I have always been a traveler and my love of travel started as a child. Growing up, my parents took us everywhere and most of the time, our primary mode of transportation (to our chagrin) was via our 1970s wood-paneled diesel station wagon. Our boisterous family of five and sometimes the family dog, piled into the car well before car seats, electronics and any sort of sensible kind of entertainment, and drove from the depths of Minnesota to such far away places as Orlando, Los Angeles, Montana, Wyoming, the south of Texas and even Mexico.

The three of us kids fought like cats and dogs, and looking back I have no idea how on earth my parents survived. To me, the memories of the unending whining, complaining, fighting, boredom and “are we there yet’s” would have driven me mad. I am shocked that they didn’t leave the three of us miserable children on the side of the road. Yet of course they got through the ups and downs of our annual road trips and I have many fond memories of the travels we made.

I would not be lying, however, in saying that I hesitated long and hard before embarking on our own family road trip. For a girl who likes to travel, I loathe being in the car on the long, endless roads of America. I’d much rather be on an airplane or a train where I can get up and down and move around instead of being crammed into an uncomfortable seat for hours staring at farms and roadways. I can’t read in a car because I get carsick so it is either a lot of talking or just sitting there bored silly. The kids seem to do fine thanks to the invention of the portable DVD player and electronic devices. It is me who goes crazy.

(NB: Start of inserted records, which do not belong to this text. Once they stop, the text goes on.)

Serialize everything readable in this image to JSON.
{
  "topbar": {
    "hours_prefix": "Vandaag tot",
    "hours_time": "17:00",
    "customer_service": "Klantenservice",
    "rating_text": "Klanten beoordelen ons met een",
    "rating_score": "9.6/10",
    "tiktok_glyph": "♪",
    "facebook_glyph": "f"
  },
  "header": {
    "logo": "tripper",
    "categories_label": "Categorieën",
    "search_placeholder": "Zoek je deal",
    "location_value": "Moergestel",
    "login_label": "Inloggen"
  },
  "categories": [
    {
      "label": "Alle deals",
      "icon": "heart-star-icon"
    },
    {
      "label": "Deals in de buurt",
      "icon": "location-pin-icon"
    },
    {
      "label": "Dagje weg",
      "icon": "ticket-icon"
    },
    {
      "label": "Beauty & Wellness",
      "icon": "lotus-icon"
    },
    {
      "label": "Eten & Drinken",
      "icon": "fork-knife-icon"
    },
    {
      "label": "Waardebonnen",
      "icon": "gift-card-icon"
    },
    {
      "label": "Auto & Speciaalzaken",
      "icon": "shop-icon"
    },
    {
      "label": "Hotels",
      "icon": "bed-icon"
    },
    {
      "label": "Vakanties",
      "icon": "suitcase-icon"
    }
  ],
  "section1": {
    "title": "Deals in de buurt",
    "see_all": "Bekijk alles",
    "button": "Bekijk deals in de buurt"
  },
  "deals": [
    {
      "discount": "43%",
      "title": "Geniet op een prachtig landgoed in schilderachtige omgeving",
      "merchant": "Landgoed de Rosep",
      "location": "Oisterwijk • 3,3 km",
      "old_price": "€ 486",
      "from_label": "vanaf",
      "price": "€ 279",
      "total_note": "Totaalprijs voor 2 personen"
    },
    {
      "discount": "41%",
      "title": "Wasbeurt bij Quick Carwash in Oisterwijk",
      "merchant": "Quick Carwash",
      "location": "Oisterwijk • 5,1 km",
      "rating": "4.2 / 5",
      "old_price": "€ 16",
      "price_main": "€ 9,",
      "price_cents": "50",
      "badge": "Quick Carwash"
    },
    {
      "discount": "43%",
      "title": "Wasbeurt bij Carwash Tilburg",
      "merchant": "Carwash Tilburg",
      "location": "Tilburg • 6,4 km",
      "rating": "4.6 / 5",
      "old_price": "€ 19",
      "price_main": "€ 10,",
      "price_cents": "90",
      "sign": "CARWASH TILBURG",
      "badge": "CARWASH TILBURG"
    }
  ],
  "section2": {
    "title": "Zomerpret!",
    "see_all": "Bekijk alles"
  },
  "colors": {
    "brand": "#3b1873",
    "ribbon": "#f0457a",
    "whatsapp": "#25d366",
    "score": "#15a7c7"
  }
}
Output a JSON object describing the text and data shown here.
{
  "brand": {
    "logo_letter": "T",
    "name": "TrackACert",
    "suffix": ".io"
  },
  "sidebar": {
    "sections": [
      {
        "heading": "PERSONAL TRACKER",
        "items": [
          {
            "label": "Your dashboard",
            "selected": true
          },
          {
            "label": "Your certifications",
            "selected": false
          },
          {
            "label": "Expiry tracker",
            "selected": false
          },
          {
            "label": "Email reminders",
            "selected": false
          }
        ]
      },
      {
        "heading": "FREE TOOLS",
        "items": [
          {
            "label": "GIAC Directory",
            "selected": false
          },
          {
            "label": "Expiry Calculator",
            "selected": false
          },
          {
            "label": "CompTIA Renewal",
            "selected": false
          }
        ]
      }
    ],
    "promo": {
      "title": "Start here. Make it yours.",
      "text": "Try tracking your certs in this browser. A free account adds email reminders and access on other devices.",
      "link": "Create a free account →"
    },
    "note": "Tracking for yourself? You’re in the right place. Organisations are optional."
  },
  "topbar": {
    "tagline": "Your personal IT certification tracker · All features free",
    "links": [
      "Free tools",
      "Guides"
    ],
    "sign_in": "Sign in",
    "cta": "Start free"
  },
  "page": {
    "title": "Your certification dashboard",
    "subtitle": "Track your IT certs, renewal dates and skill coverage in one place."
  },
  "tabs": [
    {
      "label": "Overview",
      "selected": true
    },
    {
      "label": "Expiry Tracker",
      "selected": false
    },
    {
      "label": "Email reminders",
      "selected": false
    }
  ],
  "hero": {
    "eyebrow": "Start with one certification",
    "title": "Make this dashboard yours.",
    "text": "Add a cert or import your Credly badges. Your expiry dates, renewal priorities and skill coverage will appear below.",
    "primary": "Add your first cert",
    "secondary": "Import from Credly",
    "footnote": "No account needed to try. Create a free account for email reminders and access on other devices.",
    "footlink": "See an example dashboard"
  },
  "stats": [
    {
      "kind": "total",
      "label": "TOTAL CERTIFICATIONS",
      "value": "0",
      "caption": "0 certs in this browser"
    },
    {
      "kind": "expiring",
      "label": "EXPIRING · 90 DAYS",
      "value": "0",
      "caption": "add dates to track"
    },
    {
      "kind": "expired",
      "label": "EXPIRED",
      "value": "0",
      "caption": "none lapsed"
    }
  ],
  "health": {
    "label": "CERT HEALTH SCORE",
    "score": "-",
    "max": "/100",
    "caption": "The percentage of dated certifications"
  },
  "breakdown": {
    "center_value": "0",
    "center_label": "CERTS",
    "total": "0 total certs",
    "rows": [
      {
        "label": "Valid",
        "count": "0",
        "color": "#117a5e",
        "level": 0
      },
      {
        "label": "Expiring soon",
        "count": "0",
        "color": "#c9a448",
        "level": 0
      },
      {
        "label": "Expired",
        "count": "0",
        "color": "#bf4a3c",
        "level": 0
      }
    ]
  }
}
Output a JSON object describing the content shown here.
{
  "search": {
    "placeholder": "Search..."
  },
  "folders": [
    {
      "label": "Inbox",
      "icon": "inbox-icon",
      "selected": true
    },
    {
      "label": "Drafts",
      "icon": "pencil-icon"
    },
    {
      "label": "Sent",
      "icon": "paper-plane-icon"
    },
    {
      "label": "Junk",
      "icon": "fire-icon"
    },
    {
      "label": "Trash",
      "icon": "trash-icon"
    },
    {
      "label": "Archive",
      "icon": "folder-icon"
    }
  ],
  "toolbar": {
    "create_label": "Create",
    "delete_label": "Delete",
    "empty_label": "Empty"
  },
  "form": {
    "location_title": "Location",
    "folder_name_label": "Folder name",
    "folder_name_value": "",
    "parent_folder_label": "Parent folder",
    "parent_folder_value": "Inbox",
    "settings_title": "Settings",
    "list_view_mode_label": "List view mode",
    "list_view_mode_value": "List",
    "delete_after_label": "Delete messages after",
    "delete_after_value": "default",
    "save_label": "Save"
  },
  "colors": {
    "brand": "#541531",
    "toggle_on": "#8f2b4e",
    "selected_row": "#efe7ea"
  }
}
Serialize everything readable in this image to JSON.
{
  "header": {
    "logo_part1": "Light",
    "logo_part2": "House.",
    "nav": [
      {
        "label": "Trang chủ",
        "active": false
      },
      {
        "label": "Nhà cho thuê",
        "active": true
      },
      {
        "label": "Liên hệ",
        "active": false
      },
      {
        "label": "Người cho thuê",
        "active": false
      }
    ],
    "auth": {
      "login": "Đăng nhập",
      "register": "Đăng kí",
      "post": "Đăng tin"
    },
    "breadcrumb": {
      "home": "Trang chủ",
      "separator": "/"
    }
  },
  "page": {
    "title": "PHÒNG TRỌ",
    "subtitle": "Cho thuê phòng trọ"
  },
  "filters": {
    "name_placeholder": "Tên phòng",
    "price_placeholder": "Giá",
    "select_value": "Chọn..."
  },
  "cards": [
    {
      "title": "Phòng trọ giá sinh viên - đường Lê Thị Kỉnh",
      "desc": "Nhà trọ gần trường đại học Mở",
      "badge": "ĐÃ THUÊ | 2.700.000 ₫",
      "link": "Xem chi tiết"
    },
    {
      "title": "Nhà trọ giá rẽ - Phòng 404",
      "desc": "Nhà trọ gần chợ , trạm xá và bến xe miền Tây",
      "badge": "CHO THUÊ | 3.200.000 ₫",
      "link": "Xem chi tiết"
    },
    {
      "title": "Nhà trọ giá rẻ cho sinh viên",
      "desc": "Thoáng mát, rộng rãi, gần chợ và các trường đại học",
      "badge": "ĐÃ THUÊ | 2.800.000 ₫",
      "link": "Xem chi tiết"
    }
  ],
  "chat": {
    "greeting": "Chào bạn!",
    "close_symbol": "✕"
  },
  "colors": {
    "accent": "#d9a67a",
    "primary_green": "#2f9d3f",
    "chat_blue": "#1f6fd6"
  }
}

As a family, we have done some relatively short road trips to neighboring Wisconsin or even the six and a half hour drive to Chicago. But we held off as long as we could before we were truly ready to embark on the “Great American Road Trip“. I call it that because Americans tend to love their cars and they love road trips. Many families pile their kids into the car once school lets out for the summer and do a roadie somewhere. As uneasy as I felt about it, I decided it was finally our time to experience the highs and lows of a road trip. If I hated it, we wouldn’t do another one again. If I loved it, well then the road is endless.

Heading west

Heading west

We packed up our car to the rim with stuff, loaded up on movies and books on tape for the kids, and hit the road driving west to the Black Hills of South Dakota, famous for Mount Rushmore and the gateway to the wild west of Yellowstone National Park and Colorado. I had been on that trip decades ago myself as a ten-year-old child and was curious what it would be like 30 years later as a mother myself.